Why is that? Well, there’s a field of medical research called pharmacogenomics that’s built upon the principle that a person’s genetic makeup has a lot to do with it. But it’s a relatively new discipline that proponents believe could get a big boost if the Legislature gets behind it.
It would request that the University of Minnesota establish a temporary pharmacogenomics task force that would analyze strategies to promote its research and use, then submit a report to the Legislature.
The House Higher Education Policy and Finance Committee laid the bill over, as amended, Wednesday for possible omnibus bill inclusion. Its companion, SF3846, sponsored by Sen. Jim Abeler (R-Anoka), awaits action in the Senate Higher Education Finance and Policy Committee.
“Pharmacogenomics is a form of precision medicine,” said Pamala Jacobson, director of the Institute for Personalized Medicine at the University of Minnesota College of Pharmacy. “It is the science of using the DNA makeup of cells to predict how effective or toxic a medication will be, thereby providing each patient with individualized therapy and/or dosing.”
Jacobson said that this precision medicine approach is proving effective in cancer treatment, and she and her colleagues would like to expand implementation in other areas.
Also speaking in support of the bill was David Gregornik, director of the Clinical Pharmacogenomics Program at Children’s Minnesota. He expressed hope that the task force and legislative support would open the field to more patients, expand education and recordkeeping, and encourage insurers to pay for the testing. He said most don’t at this point.

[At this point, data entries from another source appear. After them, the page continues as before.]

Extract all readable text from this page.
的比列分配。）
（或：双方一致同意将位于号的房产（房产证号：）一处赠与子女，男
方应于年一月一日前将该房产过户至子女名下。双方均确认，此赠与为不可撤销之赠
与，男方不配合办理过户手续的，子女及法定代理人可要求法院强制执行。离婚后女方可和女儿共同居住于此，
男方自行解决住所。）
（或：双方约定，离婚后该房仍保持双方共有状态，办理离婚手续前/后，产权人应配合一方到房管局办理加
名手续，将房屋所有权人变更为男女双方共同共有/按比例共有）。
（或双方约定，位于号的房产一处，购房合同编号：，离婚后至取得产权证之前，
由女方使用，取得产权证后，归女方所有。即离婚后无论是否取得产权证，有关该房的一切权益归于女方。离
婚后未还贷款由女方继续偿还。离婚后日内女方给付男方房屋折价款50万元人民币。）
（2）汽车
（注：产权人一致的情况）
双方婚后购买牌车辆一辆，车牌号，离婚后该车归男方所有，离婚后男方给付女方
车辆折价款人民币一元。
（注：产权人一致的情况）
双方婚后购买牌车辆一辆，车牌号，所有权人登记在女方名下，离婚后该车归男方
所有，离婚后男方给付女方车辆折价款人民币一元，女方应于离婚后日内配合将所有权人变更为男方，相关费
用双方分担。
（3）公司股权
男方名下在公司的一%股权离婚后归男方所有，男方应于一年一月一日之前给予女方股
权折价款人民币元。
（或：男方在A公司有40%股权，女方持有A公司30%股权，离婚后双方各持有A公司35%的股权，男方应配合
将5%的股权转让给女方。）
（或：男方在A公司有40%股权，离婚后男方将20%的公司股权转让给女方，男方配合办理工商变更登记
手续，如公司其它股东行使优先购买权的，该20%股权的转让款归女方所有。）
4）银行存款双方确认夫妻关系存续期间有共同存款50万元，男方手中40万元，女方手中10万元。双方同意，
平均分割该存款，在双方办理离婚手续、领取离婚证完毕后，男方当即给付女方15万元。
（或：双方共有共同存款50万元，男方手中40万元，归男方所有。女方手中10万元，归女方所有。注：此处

While the bill originally featured a $250,000 appropriation, an amendment removed that and inserted a section on the university seeking grants from foundations and other agencies.
Rep. Duane Quam (R-Byron) described pharmacogenomics as “the cutting edge for economical care.”
“I think it was around 2016 that pharmaceuticals passed hospitalization as the major cost driver for health care expenses,” Quam said. “This is a verifiable way to avoid pharmaceutical costs. If you get the right medicine the first time in close to the right dosage, it doesn’t take too many prescriptions to recover.
“When someone has a mental health issue, it’s frequently a year and a half to find the right med and tune it in. During that year and a half, there are readmissions and, unfortunately, some people don’t survive. There are multiple ways that we can intelligently cut costs and provide better care through this.”